In another scene, Sunil Raoh, playing Sathish, a delivery boy, talks about how one can never “settle” in life as there will always be a fresh financial hurdle after you solve the previous one. Poornachandra Mysore is Manja, a cab driver, and he tells his girlfriend, Lucky (Teju Belawadi), about the entitlement shown by the elite class during his rides.
Maryade Prashne has several such small-yet-relatable moments about the struggles of the middle class. The actors playing the lead trio do a fine job of making us care for their problems. Nagaraja Somayaji’s debut begins as a dignified look at middle-class youngsters who provide for their families and try to maintain a comfortable lifestyle.
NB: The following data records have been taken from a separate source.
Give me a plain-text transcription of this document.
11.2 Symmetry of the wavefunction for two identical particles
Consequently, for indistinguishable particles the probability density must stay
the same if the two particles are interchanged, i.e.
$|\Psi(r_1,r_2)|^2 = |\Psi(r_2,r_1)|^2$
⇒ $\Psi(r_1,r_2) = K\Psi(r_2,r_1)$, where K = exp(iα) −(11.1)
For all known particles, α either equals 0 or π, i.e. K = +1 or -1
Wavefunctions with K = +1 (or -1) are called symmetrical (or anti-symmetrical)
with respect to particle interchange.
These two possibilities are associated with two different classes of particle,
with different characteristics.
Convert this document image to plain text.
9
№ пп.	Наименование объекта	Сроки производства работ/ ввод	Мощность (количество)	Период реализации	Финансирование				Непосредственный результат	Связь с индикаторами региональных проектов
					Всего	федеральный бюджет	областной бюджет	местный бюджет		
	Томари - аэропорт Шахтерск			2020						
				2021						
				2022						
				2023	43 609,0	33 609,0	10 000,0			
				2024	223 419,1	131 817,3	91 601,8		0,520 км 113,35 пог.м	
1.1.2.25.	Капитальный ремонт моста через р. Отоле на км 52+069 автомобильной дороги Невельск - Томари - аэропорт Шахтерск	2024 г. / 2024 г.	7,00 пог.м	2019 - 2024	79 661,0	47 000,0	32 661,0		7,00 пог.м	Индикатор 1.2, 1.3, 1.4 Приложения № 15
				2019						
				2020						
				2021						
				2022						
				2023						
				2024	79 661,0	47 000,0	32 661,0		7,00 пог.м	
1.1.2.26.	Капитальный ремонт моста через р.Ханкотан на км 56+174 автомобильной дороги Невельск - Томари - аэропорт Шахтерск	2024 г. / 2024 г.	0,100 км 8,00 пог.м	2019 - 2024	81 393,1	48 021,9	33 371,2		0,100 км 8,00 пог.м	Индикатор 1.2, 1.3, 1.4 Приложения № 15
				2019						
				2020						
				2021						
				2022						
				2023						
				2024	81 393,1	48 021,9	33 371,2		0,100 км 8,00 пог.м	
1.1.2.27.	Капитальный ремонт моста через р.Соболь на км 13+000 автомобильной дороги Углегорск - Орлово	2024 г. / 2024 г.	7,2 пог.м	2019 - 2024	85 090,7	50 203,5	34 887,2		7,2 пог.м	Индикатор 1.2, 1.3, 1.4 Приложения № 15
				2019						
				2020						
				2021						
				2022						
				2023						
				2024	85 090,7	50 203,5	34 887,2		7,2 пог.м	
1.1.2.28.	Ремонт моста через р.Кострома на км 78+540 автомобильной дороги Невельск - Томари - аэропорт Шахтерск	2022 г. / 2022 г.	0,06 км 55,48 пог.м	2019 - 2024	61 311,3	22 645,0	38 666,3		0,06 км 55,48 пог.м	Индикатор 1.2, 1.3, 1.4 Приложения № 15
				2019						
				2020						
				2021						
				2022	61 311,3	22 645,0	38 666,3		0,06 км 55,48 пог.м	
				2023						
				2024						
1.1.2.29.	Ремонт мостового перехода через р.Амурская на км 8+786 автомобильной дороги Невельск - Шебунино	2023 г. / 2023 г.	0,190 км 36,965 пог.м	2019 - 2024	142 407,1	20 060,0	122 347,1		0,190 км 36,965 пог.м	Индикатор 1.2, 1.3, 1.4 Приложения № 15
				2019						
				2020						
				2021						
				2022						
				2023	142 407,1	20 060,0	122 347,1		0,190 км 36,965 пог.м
However, the film suffers from an identity crisis when it attempts to show the class divide in society. Suri, Sathish, and Manja are childhood friends. One night, a tragedy changes their lives forever, and they go up against affluent men having money the trio can only dream of.
Billed as a “realistic revenge thriller“, Maryade Prashne gets stuck between making its protagonists morally right and forcing them to take a bold yet immoral step. The film has a superb idea of exploring the outcome of middle-class men fighting for self-respect by going toe-to-toe with the wealthy, who are willing to go any lengths to safeguard their reputation. However, in the process, the story loses focus.
Instead of a suspensful cat-and-mouse game between the two parties, Maryade Prashne spends a lot of time establishing the world of the upper class, where money and the position of power drive everything. Some of the English dialogues in those scenes are poor and unintentionally funny.
Prabhu Mundkur (who recently starred in Murphy), who plays the antagonist, does a great job selling the often-disliked traits associated with the elite in his very first scene. With the bratty attitude of the villain made prominent early on, the screenplay should have accommodated a meaty mental and intellectual battle between the haves and have-nots.